Long before Jay-Z and Beyonce, Mexican artists Frida Kahlo and Diego Rivera were the rock stars of creative coupledom. Famous for their enduring and also difficult love affair, their artwork reflected the highs and lows of their lives together and proclaimed their political allegiances.
But the paintings created by Rivera and Kahlo from the 1900s to the Fifties also illustrated a shared love of the natural world. Both artists’ work, recently on view at Atlanta’s High Museum of Art , shares an affinity for all manner of foliage, fauna and flowers. Enormous clusters of calla lilies are hawked by Mexican peasants in Rivera’s colorful paintings of village life or frame a beautiful patron of his art in one sensual portrait.
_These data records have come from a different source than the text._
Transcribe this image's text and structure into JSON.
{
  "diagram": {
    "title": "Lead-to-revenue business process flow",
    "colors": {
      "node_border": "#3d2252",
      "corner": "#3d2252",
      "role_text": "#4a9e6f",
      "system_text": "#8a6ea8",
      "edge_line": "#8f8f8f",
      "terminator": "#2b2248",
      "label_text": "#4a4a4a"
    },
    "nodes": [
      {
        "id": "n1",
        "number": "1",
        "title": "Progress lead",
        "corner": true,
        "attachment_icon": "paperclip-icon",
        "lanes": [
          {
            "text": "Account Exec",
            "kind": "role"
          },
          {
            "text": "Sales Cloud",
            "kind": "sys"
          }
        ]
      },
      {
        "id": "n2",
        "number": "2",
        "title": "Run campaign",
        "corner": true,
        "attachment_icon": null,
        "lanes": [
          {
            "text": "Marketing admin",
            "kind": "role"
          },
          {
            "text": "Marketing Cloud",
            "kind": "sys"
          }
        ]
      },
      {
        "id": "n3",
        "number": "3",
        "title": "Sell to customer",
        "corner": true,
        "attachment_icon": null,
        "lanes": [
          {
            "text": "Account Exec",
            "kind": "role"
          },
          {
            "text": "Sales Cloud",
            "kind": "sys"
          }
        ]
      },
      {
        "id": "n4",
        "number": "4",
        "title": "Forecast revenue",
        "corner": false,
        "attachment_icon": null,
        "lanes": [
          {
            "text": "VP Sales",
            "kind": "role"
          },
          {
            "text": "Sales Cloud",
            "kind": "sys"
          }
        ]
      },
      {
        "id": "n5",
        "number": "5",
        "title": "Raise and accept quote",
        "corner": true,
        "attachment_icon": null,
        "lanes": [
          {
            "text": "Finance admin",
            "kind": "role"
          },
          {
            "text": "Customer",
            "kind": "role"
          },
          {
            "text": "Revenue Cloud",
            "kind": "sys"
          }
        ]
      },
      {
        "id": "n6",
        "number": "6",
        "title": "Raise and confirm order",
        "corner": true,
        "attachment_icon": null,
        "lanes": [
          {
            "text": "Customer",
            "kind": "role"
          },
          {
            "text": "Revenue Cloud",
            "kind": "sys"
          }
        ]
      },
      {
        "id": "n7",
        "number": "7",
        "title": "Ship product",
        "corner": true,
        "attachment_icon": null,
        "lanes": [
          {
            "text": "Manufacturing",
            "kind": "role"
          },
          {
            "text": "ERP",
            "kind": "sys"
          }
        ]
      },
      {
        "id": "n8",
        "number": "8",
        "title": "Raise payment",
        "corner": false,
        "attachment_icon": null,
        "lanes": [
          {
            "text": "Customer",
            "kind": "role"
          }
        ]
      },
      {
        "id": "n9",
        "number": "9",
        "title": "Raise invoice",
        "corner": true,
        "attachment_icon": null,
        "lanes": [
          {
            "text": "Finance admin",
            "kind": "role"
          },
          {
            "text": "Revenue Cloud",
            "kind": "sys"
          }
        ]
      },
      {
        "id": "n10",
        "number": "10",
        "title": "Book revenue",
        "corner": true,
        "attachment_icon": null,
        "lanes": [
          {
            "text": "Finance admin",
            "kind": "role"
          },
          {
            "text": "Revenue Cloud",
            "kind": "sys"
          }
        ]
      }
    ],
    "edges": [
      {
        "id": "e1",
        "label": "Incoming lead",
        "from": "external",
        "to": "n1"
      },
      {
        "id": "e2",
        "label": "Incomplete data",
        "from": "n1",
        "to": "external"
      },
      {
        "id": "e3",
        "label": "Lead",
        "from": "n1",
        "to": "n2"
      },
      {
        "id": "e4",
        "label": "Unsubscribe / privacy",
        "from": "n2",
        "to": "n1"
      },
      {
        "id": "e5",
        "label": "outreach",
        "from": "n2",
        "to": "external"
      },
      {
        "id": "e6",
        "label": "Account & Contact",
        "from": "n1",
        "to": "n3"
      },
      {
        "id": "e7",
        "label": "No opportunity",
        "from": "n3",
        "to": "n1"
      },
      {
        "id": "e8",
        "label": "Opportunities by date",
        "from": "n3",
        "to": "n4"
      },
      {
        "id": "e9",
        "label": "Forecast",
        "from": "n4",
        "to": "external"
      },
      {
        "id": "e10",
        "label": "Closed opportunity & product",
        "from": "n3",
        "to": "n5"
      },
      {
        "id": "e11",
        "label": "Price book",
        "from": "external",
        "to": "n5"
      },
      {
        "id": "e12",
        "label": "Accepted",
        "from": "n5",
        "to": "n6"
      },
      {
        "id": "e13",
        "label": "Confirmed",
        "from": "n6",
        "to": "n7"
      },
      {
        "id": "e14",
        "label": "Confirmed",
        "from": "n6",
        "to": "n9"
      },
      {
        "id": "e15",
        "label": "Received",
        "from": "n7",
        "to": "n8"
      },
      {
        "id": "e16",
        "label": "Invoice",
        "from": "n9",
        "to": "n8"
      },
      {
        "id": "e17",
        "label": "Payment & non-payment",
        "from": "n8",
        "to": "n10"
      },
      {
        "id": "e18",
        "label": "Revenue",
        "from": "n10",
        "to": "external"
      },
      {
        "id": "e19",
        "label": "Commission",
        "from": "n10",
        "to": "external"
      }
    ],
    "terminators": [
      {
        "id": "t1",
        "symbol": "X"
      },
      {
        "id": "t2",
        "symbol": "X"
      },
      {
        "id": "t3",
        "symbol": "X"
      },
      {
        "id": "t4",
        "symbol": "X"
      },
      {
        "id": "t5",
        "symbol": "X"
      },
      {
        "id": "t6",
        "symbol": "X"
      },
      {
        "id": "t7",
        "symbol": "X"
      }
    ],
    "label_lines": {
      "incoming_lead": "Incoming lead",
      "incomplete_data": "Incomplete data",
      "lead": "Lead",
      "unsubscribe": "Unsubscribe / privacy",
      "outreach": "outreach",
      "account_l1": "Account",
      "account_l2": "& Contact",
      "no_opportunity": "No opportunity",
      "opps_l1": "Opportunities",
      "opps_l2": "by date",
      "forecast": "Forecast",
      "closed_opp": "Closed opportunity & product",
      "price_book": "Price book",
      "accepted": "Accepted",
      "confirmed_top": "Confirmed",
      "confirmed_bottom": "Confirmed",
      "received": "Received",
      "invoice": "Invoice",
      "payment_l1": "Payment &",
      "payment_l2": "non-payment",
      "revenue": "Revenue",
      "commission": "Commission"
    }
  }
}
Kahlo frames her portraits of grandmothers against backdrops of lush foliage and she never met a monkey she didn’t like: they drape her neck like jewelry against a background of lush green foliage in a famous self-portrait.
But what could be the consummate celebration of the natural world is Kahlo’s thoroughly zany portrait of famed botanist Luther Burbank (1849-1926), a man Kahlo never met but whose plant legacy she celebrated in Portrait of Luther Burbank (1931). The highly prolific Burbank developed more than 800 strains of plants during his lifetime, among them the Idaho potato, the Shasta daisy and elephant garlic. Kahlo’s painting celebrates Burbank’s belief in the beauty and productivity of plants and flowers. In the painting Burbank
holds a philodendron in his grip and literally sprouts from the earth, with his lower
body rendered as a tree trunk. Kahlo's strangely mesmerizing portrait celebrates Burbank's place in the circle of life in a way any
gardener or plant fiend can appreciate.